The present state Q2,Q1,Q0 of the counter before applying the clock pulse was (101). If the input Clock frequency to the circuit is 100KHz, then the output frequency of the circuit will be ?
My Approach: I have built the state table and I concluded that from 101 it goes to 010 and from 010 to 101 again so it acts like mod-2 counter. But I don't understand the part in which we're applying frequency. Can someone help me to visualize it?
The J-K Flip-Flops in your circuit are positive edge triggered, (since they have a > mark on the clock input of their schematic.)
Positive edge triggered means that the Flip-Flops are triggered on the rising edge of the clock.
If the input frequency is $f$, the time between 2 successive rising edges of the input clock is $1/f$ seconds.
The output toggles on the rising edge of the input clock, since the output goes from 101 -> 010 -> 101 and so on. So each bit of the output becomes HIGH on a rising edge of the clock and LOW on the subsequent rising edge of the clock. In other words, each bit of the output becomes HIGH on every second rising edge of the input clock. Thus, each bit of the output becomes HIGH every $2 / f$ seconds.

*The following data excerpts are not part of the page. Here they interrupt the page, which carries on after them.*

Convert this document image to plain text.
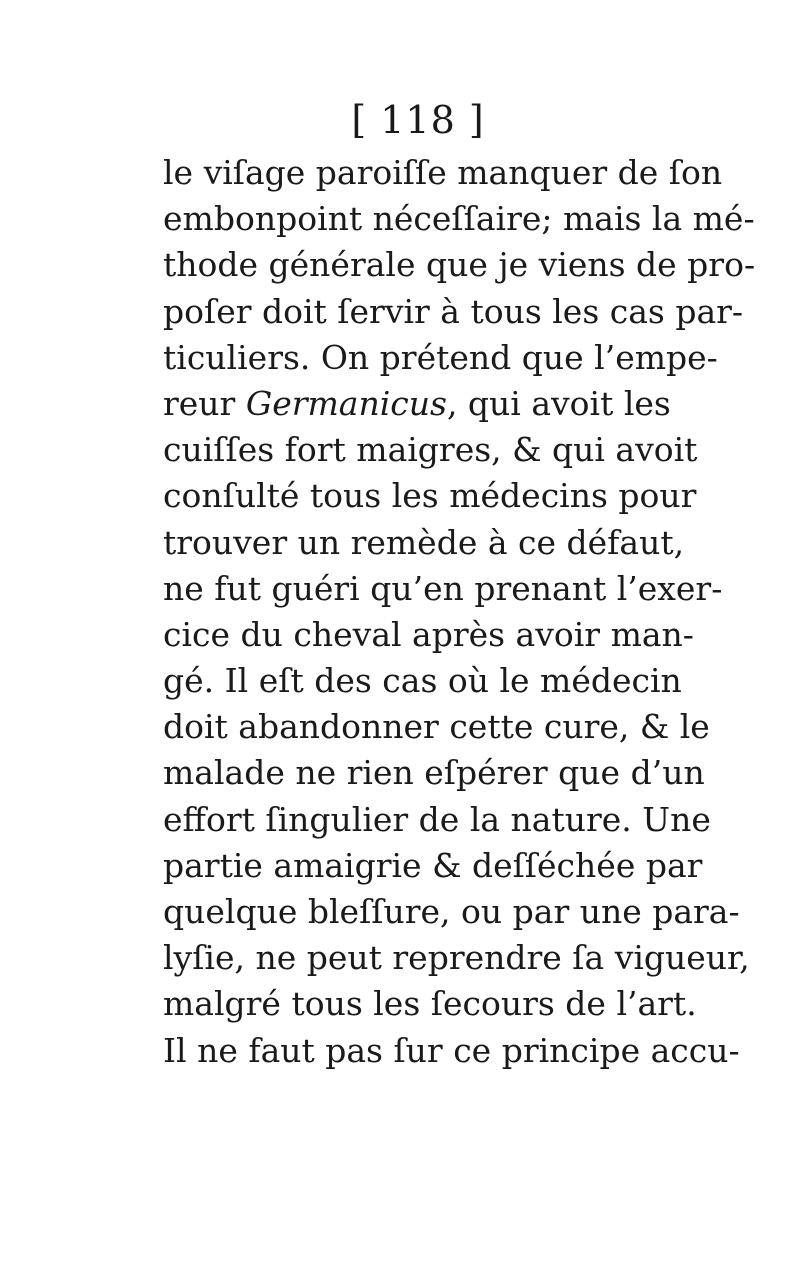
[ 118 ]
le viſage paroiſſe manquer de ſon
embonpoint néceſſaire; mais la mé-
thode générale que je viens de pro-
poſer doit ſervir à tous les cas par-
ticuliers. On prétend que l’empe-
reur Germanicus, qui avoit les
cuiſſes fort maigres, & qui avoit
conſulté tous les médecins pour
trouver un remède à ce défaut,
ne fut guéri qu’en prenant l’exer-
cice du cheval après avoir man-
gé. Il eſt des cas où le médecin
doit abandonner cette cure, & le
malade ne rien eſpérer que d’un
effort ſingulier de la nature. Une
partie amaigrie & deſſéchée par
quelque bleſſure, ou par une para-
lyſie, ne peut reprendre ſa vigueur,
malgré tous les ſecours de l’art.
Il ne faut pas ſur ce principe accu-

The frequency of the output is then $f / 2$ Hz.
For f = 100 kHz, the output is f = $(100 * 10^3 / 2)$ Hz = 50 kHz
Computer simulation results:
In the waveform above, which is created from a simulation of your circuit, clk is the input clock and q is the output. q[2], q[1], and q[0] represent the outputs of the Q2, Q1 and Q0 flip-flops respectively.
From the waveform it can be observed that frequency of the output is half of that of the input.